An ecologically valid evaluation of speech summarization

  • Authors:
  • Anthony McCallum;Cosmin Munteanu;Gerald Penn;Xiaodan Zhu

  • Affiliations:
  • University of Toronto, Toronto, Ontario, Canada;National Research Council Canada & University of Toronto, Fredericton, New Brunswick, Canada;University of Toronto, Toronto, Ontario, Canada;National Research Council Canada, Ottawa, Ontario, Canada

  • Venue:
  • CHI '12 Extended Abstracts on Human Factors in Computing Systems
  • Year:
  • 2012

Quantified Score

Hi-index 0.00

Visualization

Abstract

The past decade has witnessed an explosion in the size and availability of online audio-visual repositories, such as entertainment, news, or lectures. Summarization systems have the potential to provide significant assistance with navigating such repositories. Unfortunately, automatically-generated summaries often fall short of delivering the information needed by users. This is due, in no small part, to the fact that the natural language heuristics used to generate summaries are often optimized with respect to currently-used evaluation metrics. Such metrics simply score automatically-generated summaries against subjectively-classified gold standards without taking into account the usefulness of a summary in assisting a user achieve a certain goal or even overall summary coherence.
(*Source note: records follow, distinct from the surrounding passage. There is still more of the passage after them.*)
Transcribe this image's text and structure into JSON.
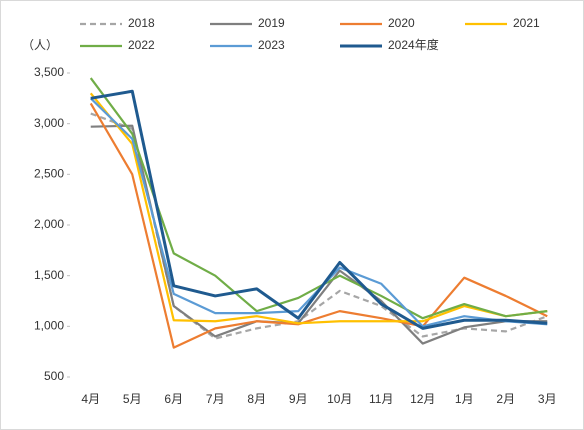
{
  "chart_data": {
    "type": "line",
    "y_label": "（人）",
    "categories": [
      "4月",
      "5月",
      "6月",
      "7月",
      "8月",
      "9月",
      "10月",
      "11月",
      "12月",
      "1月",
      "2月",
      "3月"
    ],
    "series": [
      {
        "name": "2018",
        "color": "#a6a6a6",
        "style": "dashed",
        "values": [
          3100,
          2950,
          1200,
          880,
          980,
          1050,
          1350,
          1200,
          900,
          980,
          950,
          1100
        ]
      },
      {
        "name": "2019",
        "color": "#7f7f7f",
        "style": "solid",
        "values": [
          2970,
          2980,
          1200,
          900,
          1050,
          1030,
          1550,
          1250,
          830,
          990,
          1050,
          1050
        ]
      },
      {
        "name": "2020",
        "color": "#ed7d31",
        "style": "solid",
        "values": [
          3200,
          2500,
          790,
          980,
          1050,
          1020,
          1150,
          1080,
          1000,
          1480,
          1300,
          1100
        ]
      },
      {
        "name": "2021",
        "color": "#ffc000",
        "style": "solid",
        "values": [
          3300,
          2800,
          1060,
          1050,
          1100,
          1030,
          1050,
          1050,
          1050,
          1200,
          1100,
          1150
        ]
      },
      {
        "name": "2022",
        "color": "#70ad47",
        "style": "solid",
        "values": [
          3450,
          2900,
          1720,
          1500,
          1150,
          1280,
          1500,
          1300,
          1080,
          1220,
          1100,
          1150
        ]
      },
      {
        "name": "2023",
        "color": "#5b9bd5",
        "style": "solid",
        "values": [
          3250,
          2850,
          1320,
          1130,
          1130,
          1150,
          1580,
          1420,
          1000,
          1100,
          1050,
          1020
        ]
      },
      {
        "name": "2024年度",
        "color": "#1f5a8f",
        "style": "solid",
        "values": [
          3250,
          3320,
          1400,
          1300,
          1370,
          1080,
          1630,
          1220,
          980,
          1060,
          1060,
          1030
        ]
      }
    ],
    "ylim": [
      500,
      3500
    ],
    "yticks": [
      500,
      {
        "value": 1000,
        "label": "1,000"
      },
      {
        "value": 1500,
        "label": "1,500"
      },
      {
        "value": 2000,
        "label": "2,000"
      },
      {
        "value": 2500,
        "label": "2,500"
      },
      {
        "value": 3000,
        "label": "3,000"
      },
      {
        "value": 3500,
        "label": "3,500"
      }
    ],
    "grid": false,
    "legend": "top"
  }
}
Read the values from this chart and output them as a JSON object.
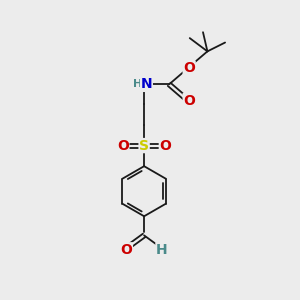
{
  "background_color": "#ececec",
  "atom_colors": {
    "C": "#1a1a1a",
    "H": "#4a8a8a",
    "N": "#0000cc",
    "O": "#cc0000",
    "S": "#cccc00"
  },
  "bond_color": "#1a1a1a",
  "bond_width": 1.3,
  "figsize": [
    3.0,
    3.0
  ],
  "dpi": 100
}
We have previously shown that an immediate consequence of this problem is that even the most linguistically-complex summarization systems perform no better than basic heuristics, such as picking the longest sentences from a general-topic, spontaneous dialog, or the first few sentences from a news recording. Our hypothesis is that complex systems are in fact better, if measured properly. What is thus needed instead are evaluation metrics (and consequently, automatic summarizers) that incorporate features such as user preferences and task-orientation. For this, we propose an ecologically valid evaluation metric that determines the value of a summary when embedded in a task, rather than how closely a summary matches a gold standard.